One of the many things I loved about my CFR internship was its East Side location. Every Thursday morning when I stepped out from Bard Hall on West 58th Street I felt a hint of energy boost. It’s 20 minute walk across Midtown, along the Southern end of the Park, then up north on Fifth Avenue reaching my final destination twenty blocks and a world away from my home in Midtown West.
Once you reach the East Side, things get both prudently humane and callously classy. Streets get wider, buildings get lower and people’s walking pace slows down a little…only a little, of course. Full-time moms who all look like Vogue models right off the covert of the magazine coolly walk their cat-size dogs and take their wellington booted GAP kids to nationally ranked Interschools down the street.
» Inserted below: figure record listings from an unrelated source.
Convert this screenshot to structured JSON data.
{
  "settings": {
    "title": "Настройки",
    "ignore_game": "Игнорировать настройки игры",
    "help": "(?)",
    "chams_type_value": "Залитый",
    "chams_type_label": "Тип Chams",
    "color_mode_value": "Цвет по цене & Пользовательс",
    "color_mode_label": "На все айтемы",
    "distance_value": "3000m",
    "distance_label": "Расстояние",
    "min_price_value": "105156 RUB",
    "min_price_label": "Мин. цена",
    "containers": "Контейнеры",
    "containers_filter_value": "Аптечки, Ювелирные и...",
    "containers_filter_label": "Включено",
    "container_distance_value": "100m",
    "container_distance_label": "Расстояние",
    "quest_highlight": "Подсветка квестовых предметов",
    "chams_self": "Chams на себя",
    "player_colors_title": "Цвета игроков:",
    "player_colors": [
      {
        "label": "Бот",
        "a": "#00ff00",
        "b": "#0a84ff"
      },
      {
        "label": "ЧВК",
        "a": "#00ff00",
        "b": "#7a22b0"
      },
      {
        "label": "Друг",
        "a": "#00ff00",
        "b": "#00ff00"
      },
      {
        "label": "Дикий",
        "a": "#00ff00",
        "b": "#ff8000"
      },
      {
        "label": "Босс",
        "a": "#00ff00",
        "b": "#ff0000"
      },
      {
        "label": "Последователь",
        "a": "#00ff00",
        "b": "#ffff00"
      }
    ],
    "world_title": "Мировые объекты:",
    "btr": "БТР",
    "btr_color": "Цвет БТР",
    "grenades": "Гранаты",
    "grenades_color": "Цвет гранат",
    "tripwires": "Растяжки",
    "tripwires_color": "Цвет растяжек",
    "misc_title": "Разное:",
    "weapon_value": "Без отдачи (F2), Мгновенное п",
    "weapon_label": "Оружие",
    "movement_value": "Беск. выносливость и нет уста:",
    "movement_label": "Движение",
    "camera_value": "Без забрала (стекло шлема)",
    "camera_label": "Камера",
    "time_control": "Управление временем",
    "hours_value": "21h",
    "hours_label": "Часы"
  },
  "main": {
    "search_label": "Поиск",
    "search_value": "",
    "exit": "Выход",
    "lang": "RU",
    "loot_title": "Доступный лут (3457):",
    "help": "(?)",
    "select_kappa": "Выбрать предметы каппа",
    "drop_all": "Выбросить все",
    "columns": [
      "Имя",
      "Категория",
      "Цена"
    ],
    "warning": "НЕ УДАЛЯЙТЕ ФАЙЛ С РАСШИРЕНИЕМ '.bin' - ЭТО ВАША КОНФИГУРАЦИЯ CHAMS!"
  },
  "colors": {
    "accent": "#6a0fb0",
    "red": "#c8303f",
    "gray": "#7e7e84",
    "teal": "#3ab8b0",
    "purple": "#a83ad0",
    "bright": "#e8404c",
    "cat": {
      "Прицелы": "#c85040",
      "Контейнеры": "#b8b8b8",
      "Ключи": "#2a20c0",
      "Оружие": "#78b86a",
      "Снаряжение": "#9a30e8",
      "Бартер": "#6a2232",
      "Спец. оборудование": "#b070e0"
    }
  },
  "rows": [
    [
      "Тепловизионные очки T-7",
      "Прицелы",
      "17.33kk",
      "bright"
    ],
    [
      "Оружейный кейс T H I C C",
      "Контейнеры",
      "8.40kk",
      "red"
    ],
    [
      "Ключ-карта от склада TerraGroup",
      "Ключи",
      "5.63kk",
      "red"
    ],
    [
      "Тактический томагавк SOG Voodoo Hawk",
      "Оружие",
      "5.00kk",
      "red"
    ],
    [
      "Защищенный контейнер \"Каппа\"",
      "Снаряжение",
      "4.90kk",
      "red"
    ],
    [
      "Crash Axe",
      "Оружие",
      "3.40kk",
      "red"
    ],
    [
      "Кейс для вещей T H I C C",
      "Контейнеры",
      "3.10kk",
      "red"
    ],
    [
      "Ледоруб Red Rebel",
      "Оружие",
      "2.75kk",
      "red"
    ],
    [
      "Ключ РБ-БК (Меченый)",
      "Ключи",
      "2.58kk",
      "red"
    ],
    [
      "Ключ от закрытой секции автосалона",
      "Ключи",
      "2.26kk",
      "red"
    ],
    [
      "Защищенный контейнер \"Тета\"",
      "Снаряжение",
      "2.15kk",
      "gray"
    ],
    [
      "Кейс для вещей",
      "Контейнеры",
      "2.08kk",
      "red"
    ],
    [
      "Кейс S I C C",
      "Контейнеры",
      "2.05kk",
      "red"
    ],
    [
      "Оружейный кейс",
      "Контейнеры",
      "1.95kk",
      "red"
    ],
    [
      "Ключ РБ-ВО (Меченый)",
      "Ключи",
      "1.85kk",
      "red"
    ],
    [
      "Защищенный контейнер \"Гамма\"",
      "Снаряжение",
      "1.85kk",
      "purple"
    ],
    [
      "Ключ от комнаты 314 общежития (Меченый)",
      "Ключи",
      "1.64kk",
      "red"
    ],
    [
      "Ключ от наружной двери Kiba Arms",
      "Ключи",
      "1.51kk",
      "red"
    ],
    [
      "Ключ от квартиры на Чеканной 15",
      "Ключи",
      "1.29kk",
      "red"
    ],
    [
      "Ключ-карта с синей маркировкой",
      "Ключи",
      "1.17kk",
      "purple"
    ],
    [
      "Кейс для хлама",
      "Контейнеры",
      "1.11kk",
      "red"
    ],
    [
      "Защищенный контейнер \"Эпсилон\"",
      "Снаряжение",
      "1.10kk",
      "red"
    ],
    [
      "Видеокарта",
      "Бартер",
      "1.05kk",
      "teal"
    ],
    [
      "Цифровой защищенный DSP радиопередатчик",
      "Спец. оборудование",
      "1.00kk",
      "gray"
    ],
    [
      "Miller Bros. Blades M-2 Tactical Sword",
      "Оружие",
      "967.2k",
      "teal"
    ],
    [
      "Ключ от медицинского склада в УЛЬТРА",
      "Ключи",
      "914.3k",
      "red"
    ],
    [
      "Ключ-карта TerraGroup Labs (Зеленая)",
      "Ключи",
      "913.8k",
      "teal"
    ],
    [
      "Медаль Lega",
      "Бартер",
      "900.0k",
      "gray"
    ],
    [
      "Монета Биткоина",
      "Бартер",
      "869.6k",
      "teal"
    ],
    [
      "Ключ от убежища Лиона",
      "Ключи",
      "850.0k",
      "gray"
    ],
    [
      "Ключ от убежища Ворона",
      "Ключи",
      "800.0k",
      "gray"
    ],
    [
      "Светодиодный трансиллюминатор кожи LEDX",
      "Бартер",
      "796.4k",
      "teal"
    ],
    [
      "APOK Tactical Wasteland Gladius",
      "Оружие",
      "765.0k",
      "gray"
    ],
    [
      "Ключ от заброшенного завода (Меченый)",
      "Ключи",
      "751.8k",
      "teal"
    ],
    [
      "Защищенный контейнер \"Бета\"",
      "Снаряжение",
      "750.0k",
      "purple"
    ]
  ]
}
West Side Chinese, Thai and Mexican takeaways are replaced by cozy French patisseries, Italian specialty stores, hundred-bucks-a-bouquet flower shops and a plethora of nail and spa salons.
Time is money but apparently people (or at least people’s wives) have sufficient reserves of both of them on the Upper East. So you would think that once you can afford to live on the East Side, you’d know that you made it.
Actually, it’s not the case or at least less and less so. They say that the East Side moves more and more East across the river, and up the hill, all the way to Brooklyn Heights. A visit to the neighborhoody Park Slope and Prospect Park will suffice to understand why.
Life’s less exquisite in the usual “Manhattan way” but the quality of everydays is more alluring. Those who are ready to give up the row of chic boutiques, celebrity neighbors and absurdly pricy restaurants get taxi-honkless nights and days, relatively tourist-free environment, blue sky, green parks and fresh air. As Brooklyn Heights is rezoning, refurbished and reborn, an increasing number of Manhattanites with or without kids are set to make the trade-off. An average median price of $400-$500 per square foot sounds much better than the Upper East Side’s $1,100. Inevitably, the affluent’s migration, however, is gradually pushing up property prices over the river and might potentially spoil the distinctive ambiance of Brooklyn’s most adorable quarters. But that will be the problem of the next generation of the privileged.